For millennium, scholars and thinkers of all sorts -- from scientists to men or women on the street -- thought that memories simply faded with time.
Locke said:
"The memory of some men, it is true, is very tenacious, even to a miracle; but yet there seems to be a constant decay of all our ideas, even of those which are struck deepest, and in the minds of the most retentive; so that if they be not sometimes renewed by repeated exercise of the senses, or reflection on those kinds of objects which at first occasioned them, the print wears out, and at last there remains nothing to be seen." John Locke quoted by William James in Principles of Psychology (p. 445, the 1952 Great Books edition, original 1891).
However, in the mid 1900's research by McGeoch (1932), Underwood (1957) and others found that memories can fade when what is learned interferes with other things learned. Previous things learned can interfere with current learning (proactive interference) and current learning can be interfered with by subsequent learning (retroactive interference).
The debate between decay and interference went on for over a century! Indeed, it paralleled the debate in physics over the property of light. Is it a wave or a particle?

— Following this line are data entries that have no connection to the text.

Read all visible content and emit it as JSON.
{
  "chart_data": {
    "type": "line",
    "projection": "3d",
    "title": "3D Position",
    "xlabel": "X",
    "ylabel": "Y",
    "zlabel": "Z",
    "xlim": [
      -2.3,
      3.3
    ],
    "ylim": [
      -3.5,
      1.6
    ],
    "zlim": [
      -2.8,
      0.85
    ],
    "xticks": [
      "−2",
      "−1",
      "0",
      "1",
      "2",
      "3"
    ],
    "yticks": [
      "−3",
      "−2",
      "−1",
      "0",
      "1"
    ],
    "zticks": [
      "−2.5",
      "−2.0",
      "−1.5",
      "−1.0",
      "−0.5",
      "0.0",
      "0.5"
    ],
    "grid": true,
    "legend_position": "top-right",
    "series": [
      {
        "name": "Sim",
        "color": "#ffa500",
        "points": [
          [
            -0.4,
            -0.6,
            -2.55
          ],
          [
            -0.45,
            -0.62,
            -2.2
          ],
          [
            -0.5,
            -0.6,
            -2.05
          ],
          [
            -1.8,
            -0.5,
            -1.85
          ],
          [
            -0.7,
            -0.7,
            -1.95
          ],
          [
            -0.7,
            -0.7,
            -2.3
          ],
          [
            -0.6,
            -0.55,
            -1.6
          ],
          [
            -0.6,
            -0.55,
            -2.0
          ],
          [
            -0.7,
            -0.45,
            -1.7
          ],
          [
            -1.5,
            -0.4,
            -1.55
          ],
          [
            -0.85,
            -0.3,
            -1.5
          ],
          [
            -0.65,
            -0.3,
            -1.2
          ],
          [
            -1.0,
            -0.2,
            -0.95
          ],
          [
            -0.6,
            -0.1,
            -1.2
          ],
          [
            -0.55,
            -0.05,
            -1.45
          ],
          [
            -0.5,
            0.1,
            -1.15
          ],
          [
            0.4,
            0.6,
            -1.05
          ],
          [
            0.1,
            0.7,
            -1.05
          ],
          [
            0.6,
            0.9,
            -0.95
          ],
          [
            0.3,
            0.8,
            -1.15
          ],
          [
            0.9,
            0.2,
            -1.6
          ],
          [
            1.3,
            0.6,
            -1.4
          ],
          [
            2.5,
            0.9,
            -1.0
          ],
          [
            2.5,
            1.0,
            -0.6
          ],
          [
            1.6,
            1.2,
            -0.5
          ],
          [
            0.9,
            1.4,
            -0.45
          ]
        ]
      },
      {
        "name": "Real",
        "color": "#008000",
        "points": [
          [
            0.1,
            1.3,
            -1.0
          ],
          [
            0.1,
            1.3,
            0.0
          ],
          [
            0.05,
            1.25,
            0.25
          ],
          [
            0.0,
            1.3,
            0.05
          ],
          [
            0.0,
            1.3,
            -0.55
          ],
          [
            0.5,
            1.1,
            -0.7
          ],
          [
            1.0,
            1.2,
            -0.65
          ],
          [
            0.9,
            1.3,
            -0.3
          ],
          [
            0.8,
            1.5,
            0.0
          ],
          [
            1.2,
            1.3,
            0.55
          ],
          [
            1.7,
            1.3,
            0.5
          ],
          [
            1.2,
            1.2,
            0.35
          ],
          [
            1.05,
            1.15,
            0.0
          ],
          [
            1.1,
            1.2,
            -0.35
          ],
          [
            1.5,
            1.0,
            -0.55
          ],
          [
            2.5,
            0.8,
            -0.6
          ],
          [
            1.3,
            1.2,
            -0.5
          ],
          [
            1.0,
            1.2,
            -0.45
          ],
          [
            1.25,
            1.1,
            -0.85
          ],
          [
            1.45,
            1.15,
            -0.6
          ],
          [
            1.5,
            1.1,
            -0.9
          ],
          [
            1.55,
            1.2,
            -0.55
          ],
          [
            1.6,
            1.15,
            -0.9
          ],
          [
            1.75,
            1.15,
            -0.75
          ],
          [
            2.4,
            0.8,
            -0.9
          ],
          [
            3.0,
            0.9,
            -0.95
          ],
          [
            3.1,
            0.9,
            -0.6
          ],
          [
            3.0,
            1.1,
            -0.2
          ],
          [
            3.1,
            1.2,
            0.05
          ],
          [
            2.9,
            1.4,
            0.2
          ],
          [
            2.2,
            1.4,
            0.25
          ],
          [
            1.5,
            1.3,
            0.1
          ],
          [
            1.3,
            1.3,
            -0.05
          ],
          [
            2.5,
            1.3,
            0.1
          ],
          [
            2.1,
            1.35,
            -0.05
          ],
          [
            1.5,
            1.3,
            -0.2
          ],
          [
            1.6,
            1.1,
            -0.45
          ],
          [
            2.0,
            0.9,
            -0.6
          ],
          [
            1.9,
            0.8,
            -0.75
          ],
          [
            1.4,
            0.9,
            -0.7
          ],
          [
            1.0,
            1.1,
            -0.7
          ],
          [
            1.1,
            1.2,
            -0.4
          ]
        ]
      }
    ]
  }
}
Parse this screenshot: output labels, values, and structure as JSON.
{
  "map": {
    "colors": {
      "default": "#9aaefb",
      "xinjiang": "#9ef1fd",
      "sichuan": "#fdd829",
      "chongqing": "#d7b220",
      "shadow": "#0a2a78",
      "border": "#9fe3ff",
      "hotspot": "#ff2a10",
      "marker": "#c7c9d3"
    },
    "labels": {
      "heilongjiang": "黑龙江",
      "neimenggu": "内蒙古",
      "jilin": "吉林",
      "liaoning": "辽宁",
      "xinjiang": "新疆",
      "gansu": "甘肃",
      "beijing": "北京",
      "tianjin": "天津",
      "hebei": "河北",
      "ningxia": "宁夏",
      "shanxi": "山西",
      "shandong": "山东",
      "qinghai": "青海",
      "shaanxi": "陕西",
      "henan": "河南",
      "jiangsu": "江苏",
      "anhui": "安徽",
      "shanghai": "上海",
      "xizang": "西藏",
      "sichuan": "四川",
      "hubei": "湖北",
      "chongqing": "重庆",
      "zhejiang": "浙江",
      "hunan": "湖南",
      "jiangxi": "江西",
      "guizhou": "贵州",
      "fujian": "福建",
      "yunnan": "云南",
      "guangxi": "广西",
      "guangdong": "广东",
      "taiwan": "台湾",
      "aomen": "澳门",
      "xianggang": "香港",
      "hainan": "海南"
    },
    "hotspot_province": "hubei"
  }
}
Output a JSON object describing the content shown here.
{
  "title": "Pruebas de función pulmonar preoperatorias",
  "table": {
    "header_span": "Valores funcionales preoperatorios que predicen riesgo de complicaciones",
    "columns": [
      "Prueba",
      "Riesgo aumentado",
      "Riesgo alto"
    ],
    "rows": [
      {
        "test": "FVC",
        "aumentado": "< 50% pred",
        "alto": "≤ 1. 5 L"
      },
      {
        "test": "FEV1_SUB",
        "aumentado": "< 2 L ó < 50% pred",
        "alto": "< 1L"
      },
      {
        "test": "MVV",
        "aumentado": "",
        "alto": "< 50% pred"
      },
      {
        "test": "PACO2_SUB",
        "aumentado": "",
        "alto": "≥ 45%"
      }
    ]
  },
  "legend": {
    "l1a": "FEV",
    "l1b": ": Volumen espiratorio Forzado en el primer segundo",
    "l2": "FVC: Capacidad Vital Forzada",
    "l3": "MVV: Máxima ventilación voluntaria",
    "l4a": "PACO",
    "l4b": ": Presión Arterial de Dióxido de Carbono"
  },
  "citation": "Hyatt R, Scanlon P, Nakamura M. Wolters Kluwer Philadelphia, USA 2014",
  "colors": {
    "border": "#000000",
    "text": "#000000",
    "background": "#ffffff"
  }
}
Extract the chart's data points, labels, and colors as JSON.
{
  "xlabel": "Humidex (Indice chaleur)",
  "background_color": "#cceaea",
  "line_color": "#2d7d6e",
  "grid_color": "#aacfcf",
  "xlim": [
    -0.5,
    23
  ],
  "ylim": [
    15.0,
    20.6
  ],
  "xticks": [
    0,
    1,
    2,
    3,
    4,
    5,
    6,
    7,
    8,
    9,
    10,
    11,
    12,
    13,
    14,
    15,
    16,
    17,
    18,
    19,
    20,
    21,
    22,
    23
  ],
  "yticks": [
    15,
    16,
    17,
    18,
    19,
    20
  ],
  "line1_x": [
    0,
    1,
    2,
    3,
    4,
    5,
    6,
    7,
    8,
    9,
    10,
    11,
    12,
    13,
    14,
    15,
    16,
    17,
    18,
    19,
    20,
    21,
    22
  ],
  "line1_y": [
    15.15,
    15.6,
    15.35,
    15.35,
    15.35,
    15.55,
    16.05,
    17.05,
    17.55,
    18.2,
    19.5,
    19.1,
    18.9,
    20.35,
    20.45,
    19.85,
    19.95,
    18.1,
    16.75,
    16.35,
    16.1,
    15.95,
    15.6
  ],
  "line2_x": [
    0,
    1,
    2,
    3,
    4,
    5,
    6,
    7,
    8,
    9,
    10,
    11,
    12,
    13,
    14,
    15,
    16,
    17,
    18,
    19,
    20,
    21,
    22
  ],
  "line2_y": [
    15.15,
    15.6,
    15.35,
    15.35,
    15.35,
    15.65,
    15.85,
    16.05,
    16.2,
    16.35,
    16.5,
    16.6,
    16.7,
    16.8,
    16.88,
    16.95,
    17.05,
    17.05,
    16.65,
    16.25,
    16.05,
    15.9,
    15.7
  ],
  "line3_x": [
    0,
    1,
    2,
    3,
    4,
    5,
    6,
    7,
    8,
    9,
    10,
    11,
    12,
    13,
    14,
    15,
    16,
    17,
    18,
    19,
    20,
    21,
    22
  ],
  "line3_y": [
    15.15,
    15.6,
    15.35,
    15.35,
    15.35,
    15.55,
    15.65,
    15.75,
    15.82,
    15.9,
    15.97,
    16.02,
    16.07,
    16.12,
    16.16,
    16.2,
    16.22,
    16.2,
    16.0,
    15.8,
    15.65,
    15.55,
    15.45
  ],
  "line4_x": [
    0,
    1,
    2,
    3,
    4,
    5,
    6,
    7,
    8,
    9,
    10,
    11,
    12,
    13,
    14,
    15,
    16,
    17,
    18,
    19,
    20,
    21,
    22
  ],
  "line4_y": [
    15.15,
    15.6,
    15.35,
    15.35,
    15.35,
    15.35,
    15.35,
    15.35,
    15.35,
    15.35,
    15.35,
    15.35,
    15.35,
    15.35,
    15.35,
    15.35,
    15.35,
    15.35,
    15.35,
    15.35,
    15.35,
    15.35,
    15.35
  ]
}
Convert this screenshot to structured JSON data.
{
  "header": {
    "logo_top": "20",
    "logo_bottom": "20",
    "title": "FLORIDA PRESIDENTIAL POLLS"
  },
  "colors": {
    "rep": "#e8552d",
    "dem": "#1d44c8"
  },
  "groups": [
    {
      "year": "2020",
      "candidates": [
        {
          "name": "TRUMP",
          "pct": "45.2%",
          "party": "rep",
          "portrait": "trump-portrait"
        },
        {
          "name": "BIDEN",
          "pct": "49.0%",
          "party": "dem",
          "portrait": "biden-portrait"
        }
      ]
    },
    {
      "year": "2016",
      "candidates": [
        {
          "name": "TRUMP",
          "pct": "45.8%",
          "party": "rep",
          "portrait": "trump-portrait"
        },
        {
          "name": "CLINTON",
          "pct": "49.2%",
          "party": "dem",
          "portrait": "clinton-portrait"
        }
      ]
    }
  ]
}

In physics, the debate was so important that Albert Einstein won the Nobel Prize for the solution. Einstein's solution was simple. Light was BOTH a wave and a particle. The picture above is reported by Phys.org to be the first photograph demonstrating light's dual properties.
Now in the psychological research, we have the first experimental evidence that forgetting may be caused by BOTH decay and interference.
In a clever experiment, published just this month, Talya Sadeh, Jason Ozubko, Gordon Winocur, and Morris Moscovitch found evidence for both interference and decay.
Their research appears to be inspired, at least partially, by neuroscience findings. Here's what the authors say:
"Two approaches have guided current thinking regarding the functional distinction between hippocampal and extrahippocampal memories. The first approach maintains that the hippocampus supports a mnemonic process termed recollection, whereas extrahippocampal structures, especially the perirhinal cortex, support a process termed familiarity... Recollection is a mnemonic process that involves reinstatement of memory traces within the context in which they were formed. Familiarity is a mnemonic process that manifests itself in the feeling that a studied item has been experienced, but without reinstating the original context." (p. 2)
To be clear, this was NOT a neuroscience experiment. They did not measure brain activity in any way. They measured behavioral findings only.
In their experiment, they had people engage in a word-recognition task and then gave them either (1) another word-learning task, (2) a short music task, or (3) a long music task. The first group's word-learning task was designed to create the most interference. The longer music task was designed to create the most decay (because it took longer).
The results of the experiment were consistent with the researcher's hypotheses. They claimed to have found evidence for both decay and interference.
Caveats
Every scientific experiment has caveats. Usually these are pointed out by the researchers themselves. Often, it takes an outside set of eyes to provide caveats.
Did the researchers prove, beyond the shadow of a doubt, that forgetting has two causes? Short answer: No! Did they produce some interesting findings? Maybe!
My big worry from a research-design perspective is that their manipulation distinguishing between recollection and familiarity is somewhat dubious, seemingly splitting hairs in the questions they ask the learners. My big worry from a practical learning-design perspective is that they are using words as learning materials. First, most important learning situations utilize more complicated materials. Second, words are associative by their very nature -- thus more likely to react to interference than typical learning materials. Third, the final "test" of learning was a recognition-memory task that involved learners determining whether they remembered seeing the words before -- again, not very relevant to practical learning situations.
Practical Ramifications for Learning Professionals
Since there are potential experimental-design issues, particularly from a practical standpoint, it would be an extremely dubious enterprise to draw practical ramifications. Let me be dubious then (because it's fun, not because it's wise). If the researchers are correct, that memories that are context-based are less likely to be subject to interference effects; we might want to follow the general recommendation -- often made today by research-focused learning experts -- to provide learners with realistic practice using stimuli that have contextual relevance. In short, teach "if situation--then action" rather than teaching isolated concepts. Of course, we didn't need this experiment to tell us that. There is a ton of relevant research to back this up. For example, see The Decisive Dozen research review.
Beyond the experimental results, the concepts of delay and interference are intriguing in and of themselves. We know people tend to slide down a forgetting curve. Perhaps from interference, perhaps from decay. Indeed, as the authors say, "it is important to note that interference and decay are inherently confounded."
Research
The experiment:
Sadeh, T., Ozubko, J. D., Winocur, G., & Moscovitch. M. (2016) Forgetting patterns differentiate between two forms of memory representation. Psychological Science OnlineFirst, published on May 6, 2016 as doi:10.1177/0956797616638307.
The research review:
Sadeh, T., Ozubko, J. D., Winocur, G., & Moscovitch, M. (2014). How we forget may depend on how we remember. Trends in Cognitive Sciences, 18, 26–36.